For SQL query-backed data sources, select Not NULL in the Nullable dropdown menu for any columns that have this constraint in the source database.
For table-backed data sources, this constraint is automatically detected.
An Event Time column denotes the time associated with records returned from this data source. For example, if your data source contains news articles, the time that the article was published would be an appropriate Event Time column.
- Click the Edit button in the Event Time section.
- Select the column(s).
Selecting an Event Time column will enable
- more statistics to be calculated for this data source including the most recent record time, which is used for determining the freshness of the data source.
- the creation of time-based restrictions in the Policy Builder.
- Click Edit in the Latency section.
- Complete the Set Time field, and then select MINUTES, HOURS, or DAYS from the subsequent dropdown menu.
- Click Apply.
This setting impacts the following behaviors:
- How long Immuta waits to refresh data that is in cache by querying the native data source. For example, if you only load data once a day in the native source, this setting should be greater than 24 hours. If data is constantly loaded in the native source, you need to decide how much data latency is tolerable vs how much load you want on your data source; however this is only relevant to Immuta S3, since SQL will always interactively query the native database.
- How often Immuta checks for new values in a column that is driving row-level redaction policies. For example, if you are redacting rows based on a country column in the data, and you add a new country, it will not be seen by the Immuta policy until this period expires.
Sensitive Data Detection
Data Owners can disable Sensitive Data Detection for their data sources in this section.
- Click Edit in this section.
- Select Enabled or Disabled in the window that appears, and then click Apply.
Data Source Tags
Adding tags to your data source allows users to search for the data source using the tags and Governors to apply Global policies to the data source. Note if Schema Detection is enabled, any tags added now will also be added to the tables that are detected.
To add tags,
- Click the Edit button in the Data Source Tags section.

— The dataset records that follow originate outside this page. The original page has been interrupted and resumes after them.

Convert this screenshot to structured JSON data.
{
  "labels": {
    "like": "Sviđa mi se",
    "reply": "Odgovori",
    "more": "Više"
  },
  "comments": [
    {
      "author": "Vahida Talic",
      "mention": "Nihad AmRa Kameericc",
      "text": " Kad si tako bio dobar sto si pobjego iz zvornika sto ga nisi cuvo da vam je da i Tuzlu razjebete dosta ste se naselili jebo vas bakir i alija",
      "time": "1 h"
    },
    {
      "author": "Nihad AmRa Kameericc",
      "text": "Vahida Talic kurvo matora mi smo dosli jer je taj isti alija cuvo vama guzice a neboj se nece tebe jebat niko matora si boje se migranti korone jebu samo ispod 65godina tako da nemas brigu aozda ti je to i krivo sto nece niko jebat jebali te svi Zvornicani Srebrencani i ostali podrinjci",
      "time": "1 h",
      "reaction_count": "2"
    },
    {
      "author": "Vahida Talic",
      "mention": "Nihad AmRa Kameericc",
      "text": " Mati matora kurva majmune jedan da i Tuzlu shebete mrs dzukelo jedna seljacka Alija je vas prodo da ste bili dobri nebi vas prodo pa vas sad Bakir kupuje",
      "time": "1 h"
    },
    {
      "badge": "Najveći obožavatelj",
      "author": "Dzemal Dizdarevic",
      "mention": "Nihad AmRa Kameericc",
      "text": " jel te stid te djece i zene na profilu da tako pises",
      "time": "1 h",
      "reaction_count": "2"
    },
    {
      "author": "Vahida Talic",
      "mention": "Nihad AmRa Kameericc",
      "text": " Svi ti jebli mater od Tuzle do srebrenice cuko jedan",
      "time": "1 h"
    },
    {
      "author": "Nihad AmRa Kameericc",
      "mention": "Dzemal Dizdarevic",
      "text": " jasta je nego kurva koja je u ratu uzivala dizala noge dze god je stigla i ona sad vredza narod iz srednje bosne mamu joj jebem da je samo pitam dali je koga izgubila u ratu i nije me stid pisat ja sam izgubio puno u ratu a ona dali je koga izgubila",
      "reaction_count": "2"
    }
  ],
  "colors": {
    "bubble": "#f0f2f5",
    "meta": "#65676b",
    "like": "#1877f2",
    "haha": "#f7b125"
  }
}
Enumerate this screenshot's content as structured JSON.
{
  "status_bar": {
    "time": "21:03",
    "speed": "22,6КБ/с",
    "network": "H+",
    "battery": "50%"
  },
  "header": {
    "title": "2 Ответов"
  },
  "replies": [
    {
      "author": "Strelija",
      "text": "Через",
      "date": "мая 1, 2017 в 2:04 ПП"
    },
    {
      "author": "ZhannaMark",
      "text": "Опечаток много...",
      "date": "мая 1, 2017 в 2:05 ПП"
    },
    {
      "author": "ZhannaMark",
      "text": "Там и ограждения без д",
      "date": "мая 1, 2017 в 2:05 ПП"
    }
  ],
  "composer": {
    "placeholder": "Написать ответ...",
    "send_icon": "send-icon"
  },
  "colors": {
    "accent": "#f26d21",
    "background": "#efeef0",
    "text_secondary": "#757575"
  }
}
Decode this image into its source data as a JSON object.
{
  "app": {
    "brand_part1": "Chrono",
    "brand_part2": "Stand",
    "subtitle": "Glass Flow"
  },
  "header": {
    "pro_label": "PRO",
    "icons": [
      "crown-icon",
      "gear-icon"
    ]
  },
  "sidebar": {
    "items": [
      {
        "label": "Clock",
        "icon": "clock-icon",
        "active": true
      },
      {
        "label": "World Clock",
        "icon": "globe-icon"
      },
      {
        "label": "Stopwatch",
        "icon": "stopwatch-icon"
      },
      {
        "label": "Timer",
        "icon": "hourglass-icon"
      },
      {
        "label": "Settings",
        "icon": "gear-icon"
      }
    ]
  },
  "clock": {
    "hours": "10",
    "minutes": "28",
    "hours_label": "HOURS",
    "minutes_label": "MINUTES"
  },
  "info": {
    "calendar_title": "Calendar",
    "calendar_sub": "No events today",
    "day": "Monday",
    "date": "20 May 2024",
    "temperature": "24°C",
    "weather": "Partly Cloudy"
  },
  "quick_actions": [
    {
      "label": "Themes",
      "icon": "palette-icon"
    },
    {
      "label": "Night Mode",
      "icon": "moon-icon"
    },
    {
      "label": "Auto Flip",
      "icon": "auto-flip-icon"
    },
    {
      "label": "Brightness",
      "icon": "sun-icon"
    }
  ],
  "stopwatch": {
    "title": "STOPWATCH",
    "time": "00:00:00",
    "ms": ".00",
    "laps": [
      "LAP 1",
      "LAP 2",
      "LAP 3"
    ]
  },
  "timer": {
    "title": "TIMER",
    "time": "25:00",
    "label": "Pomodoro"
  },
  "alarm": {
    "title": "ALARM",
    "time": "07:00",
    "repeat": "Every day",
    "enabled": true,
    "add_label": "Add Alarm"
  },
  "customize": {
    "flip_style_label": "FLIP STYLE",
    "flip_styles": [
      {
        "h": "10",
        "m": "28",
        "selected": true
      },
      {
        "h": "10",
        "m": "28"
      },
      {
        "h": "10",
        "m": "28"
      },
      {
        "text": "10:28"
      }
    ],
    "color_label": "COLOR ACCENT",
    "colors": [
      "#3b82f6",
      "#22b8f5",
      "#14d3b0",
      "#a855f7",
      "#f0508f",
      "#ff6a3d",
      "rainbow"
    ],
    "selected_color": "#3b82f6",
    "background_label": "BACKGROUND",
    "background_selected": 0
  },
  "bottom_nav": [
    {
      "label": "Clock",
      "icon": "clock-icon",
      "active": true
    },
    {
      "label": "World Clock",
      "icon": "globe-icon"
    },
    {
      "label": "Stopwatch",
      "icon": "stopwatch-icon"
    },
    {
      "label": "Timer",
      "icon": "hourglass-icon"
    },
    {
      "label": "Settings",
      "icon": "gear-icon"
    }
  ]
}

- Begin typing in the Search by Tag Name box to select your tag, and then click Add.
Tags can also be added after you create your data source from the Data Source details page on the Overview tab or the Data Dictionary tab.
Create a Schema Detection Job in Databricks
Generate Your Immuta API Key
Before you can run the script referenced in this tutorial, generate your Immuta API Key from your user profile page. The Immuta API key used in the Databricks notebook job for schema detection must either belong to an Immuta Admin or the user who owns the schema detection groups that are being targeted.
Enable Schema Monitoring or Detect Column Changes on the Data Source creation page.
Click Download Schema Job Detection Template.
Click the Click Here To Download text.
Before you can run the script, create the correct scope and secret by running these commands in the CLI using the Immuta API Key generated on your user profile page:
databricks secrets create-scope --scope auth databricks secrets put --scope auth --key apikey
Import the Python script you downloaded into a Databricks workspace as a notebook. Note: The job template has commented out lines for specifying a particular database or table. With those two lines commented out, the schema detection job will run against ALL databases and tables in Databricks. Additionally, if you need to add proxy configuration to the job template, the template uses the Python requests library, which has a simple mechanism for configuring proxies for a request.
- Schedule the script as part of a notebook job to run as often as required. Each time the job runs, it will make
an API call to Immuta to trigger schema detection queries, and these queries will run on the cluster from which
the request was made. Note: Use the
api_immutacluster for this job. The job in Databricks must use an Existing All-Purpose Cluster so that Immuta can connect to it over ODBC. Job clusters do not support ODBC connections.